There are several other Haskell and GHC-related mailing lists served by www.haskell.org. Go to http://www.haskell.org/mailman/listinfo/ for the full list.

2.3. Reporting bugs in GHC

Glasgow Haskell is a changing system so there are sure to be bugs in it. If you find one, please see this wiki page for information on how to report it.

2.4. GHC version numbering policy

As of GHC version 6.8, we have adopted the following policy for numbering GHC versions:

Stable branches are numbered x.y, where ⟨y⟩ is even. Releases on the stable branch x.y are numbered x.y.z, where ⟨z⟩ (>= 1) is the patchlevel number. Patchlevels are bug-fix releases only, and never change the programmer interface to any system-supplied code. However, if you install a new patchlevel over an old one you will need to recompile any code that was compiled against the old libraries.

The value of __GLASGOW_HASKELL__ (see Options affecting the C pre-processor) for a major release x.y.z is the integer ⟨xyy⟩ (if ⟨y⟩ is a single digit, then a leading zero is added, so for example in version 6.8.2 of GHC we would have __GLASGOW_HASKELL__==608).

We may make snapshot releases of the current stable branch available for download, and the latest sources are available from the git repositories.

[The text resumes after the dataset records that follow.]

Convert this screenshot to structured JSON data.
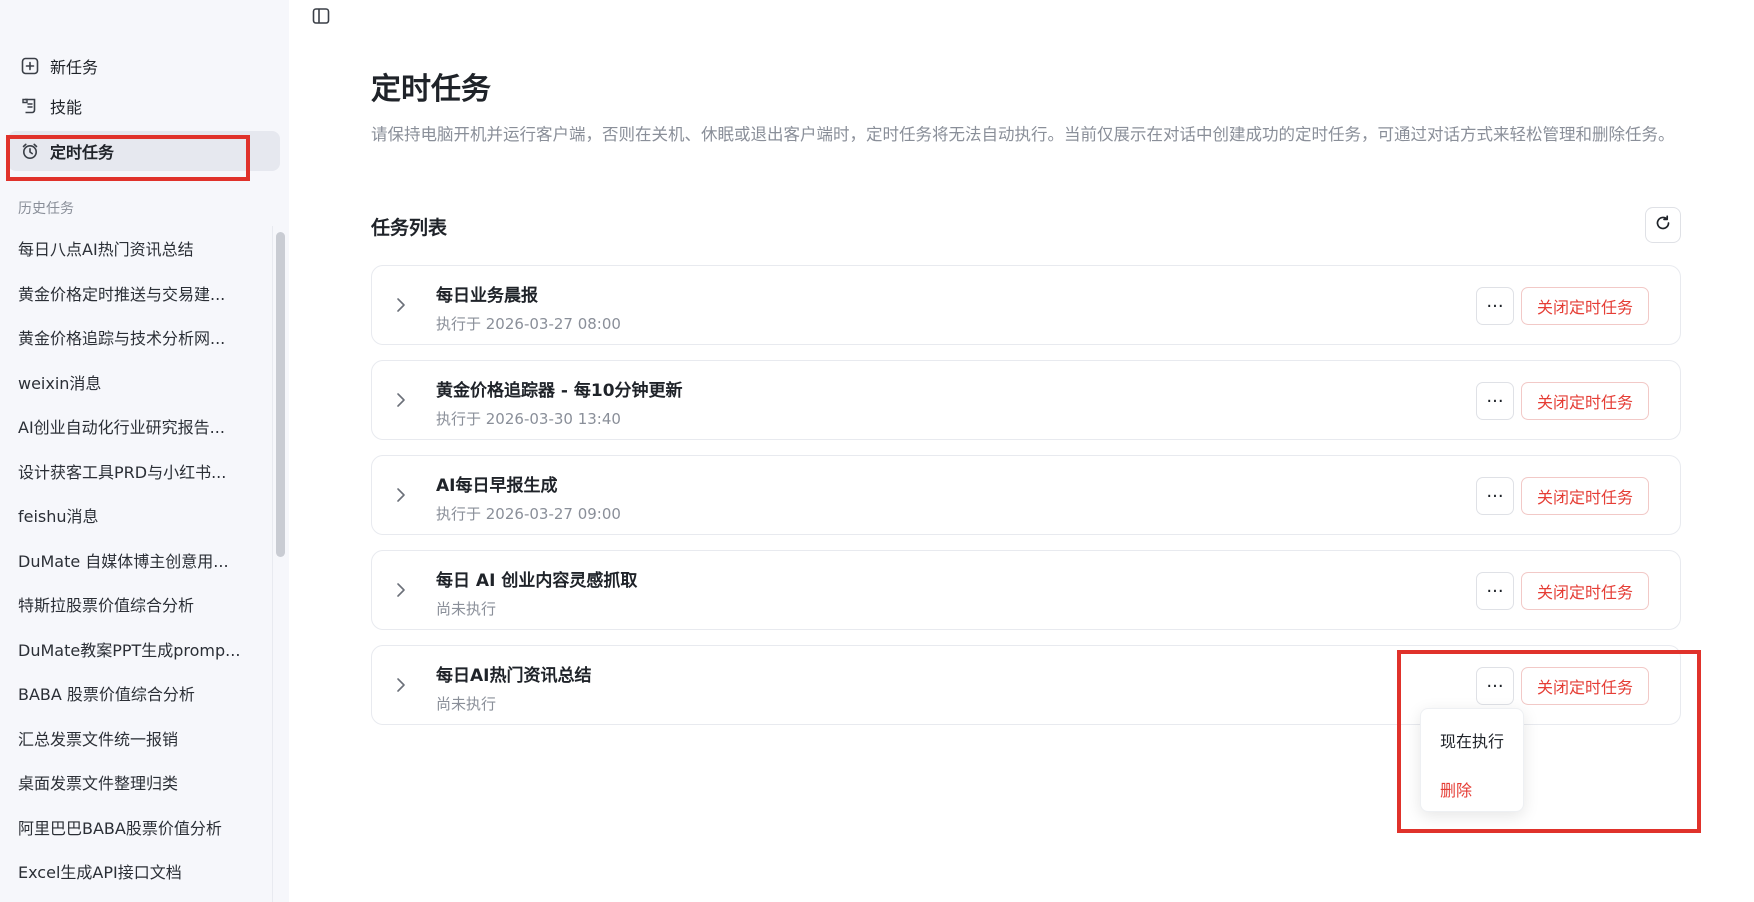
{
  "sidebar": {
    "nav": [
      {
        "label": "新任务",
        "icon": "new-task-icon"
      },
      {
        "label": "技能",
        "icon": "skill-icon"
      },
      {
        "label": "定时任务",
        "icon": "alarm-clock-icon"
      }
    ],
    "history_title": "历史任务",
    "history": [
      "每日八点AI热门资讯总结",
      "黄金价格定时推送与交易建...",
      "黄金价格追踪与技术分析网...",
      "weixin消息",
      "AI创业自动化行业研究报告...",
      "设计获客工具PRD与小红书...",
      "feishu消息",
      "DuMate 自媒体博主创意用...",
      "特斯拉股票价值综合分析",
      "DuMate教案PPT生成promp...",
      "BABA 股票价值综合分析",
      "汇总发票文件统一报销",
      "桌面发票文件整理归类",
      "阿里巴巴BABA股票价值分析",
      "Excel生成API接口文档"
    ]
  },
  "main": {
    "title": "定时任务",
    "description": "请保持电脑开机并运行客户端，否则在关机、休眠或退出客户端时，定时任务将无法自动执行。当前仅展示在对话中创建成功的定时任务，可通过对话方式来轻松管理和删除任务。",
    "list_title": "任务列表",
    "more_label": "···",
    "close_label": "关闭定时任务",
    "tasks": [
      {
        "name": "每日业务晨报",
        "status": "执行于 2026-03-27 08:00"
      },
      {
        "name": "黄金价格追踪器 - 每10分钟更新",
        "status": "执行于 2026-03-30 13:40"
      },
      {
        "name": "AI每日早报生成",
        "status": "执行于 2026-03-27 09:00"
      },
      {
        "name": "每日 AI 创业内容灵感抓取",
        "status": "尚未执行"
      },
      {
        "name": "每日AI热门资讯总结",
        "status": "尚未执行"
      }
    ],
    "dropdown": {
      "run_now": "现在执行",
      "delete": "删除"
    }
  },
  "colors": {
    "accent_red": "#e53d35",
    "highlight_box": "#e0322b",
    "sidebar_bg": "#f6f7fb"
  }
}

Stable snapshot releases are named x.y.z.YYYYMMDD. where YYYYMMDD is the date of the sources from which the snapshot was built, and x.y.z+1 is the next release to be made on that branch. For example, 6.8.1.20040225 would be a snapshot of the 6.8 branch during the development of 6.8.2.

The value of __GLASGOW_HASKELL__ for a snapshot release is the integer ⟨xyy⟩. You should never write any conditional code which tests for this value, however: since interfaces change on a day-to-day basis, and we don’t have finer granularity in the values of __GLASGOW_HASKELL__, you should only conditionally compile using predicates which test whether __GLASGOW_HASKELL__ is equal to, later than, or earlier than a given major release.

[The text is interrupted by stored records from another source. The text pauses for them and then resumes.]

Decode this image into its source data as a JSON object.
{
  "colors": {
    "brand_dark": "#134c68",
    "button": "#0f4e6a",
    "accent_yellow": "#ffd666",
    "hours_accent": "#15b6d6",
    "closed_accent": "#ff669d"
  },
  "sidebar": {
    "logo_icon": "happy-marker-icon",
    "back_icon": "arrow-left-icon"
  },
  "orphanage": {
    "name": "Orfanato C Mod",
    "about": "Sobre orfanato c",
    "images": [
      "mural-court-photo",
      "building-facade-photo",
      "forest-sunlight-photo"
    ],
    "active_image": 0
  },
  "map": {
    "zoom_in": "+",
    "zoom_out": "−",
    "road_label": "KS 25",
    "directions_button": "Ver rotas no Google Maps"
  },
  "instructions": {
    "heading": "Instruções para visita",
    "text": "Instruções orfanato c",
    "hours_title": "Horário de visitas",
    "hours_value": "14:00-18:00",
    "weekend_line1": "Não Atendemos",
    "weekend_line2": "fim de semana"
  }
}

We may make snapshot releases of the HEAD available for download, and the latest sources are available from the git repositories.

Unstable snapshot releases are named x.y.YYYYMMDD. where YYYYMMDD is the date of the sources from which the snapshot was built. For example, 6.7.20040225 would be a snapshot of the HEAD before the creation of the 6.8 branch.

The value of __GLASGOW_HASKELL__ for a snapshot release is the integer ⟨xyy⟩. You should never write any conditional code which tests for this value, however: since interfaces change on a day-to-day basis, and we don’t have finer granularity in the values of __GLASGOW_HASKELL__, you should only conditionally compile using predicates which test whether __GLASGOW_HASKELL__ is equal to, later than, or earlier than a given major release.

The version number of your copy of GHC can be found by invoking ghc with the --version flag (see Verbosity options).

The compiler version can be tested within compiled code with the MIN_VERSION_GLASGOW_HASKELL CPP macro (defined only when -XCPP is used). See Standard CPP macros for details.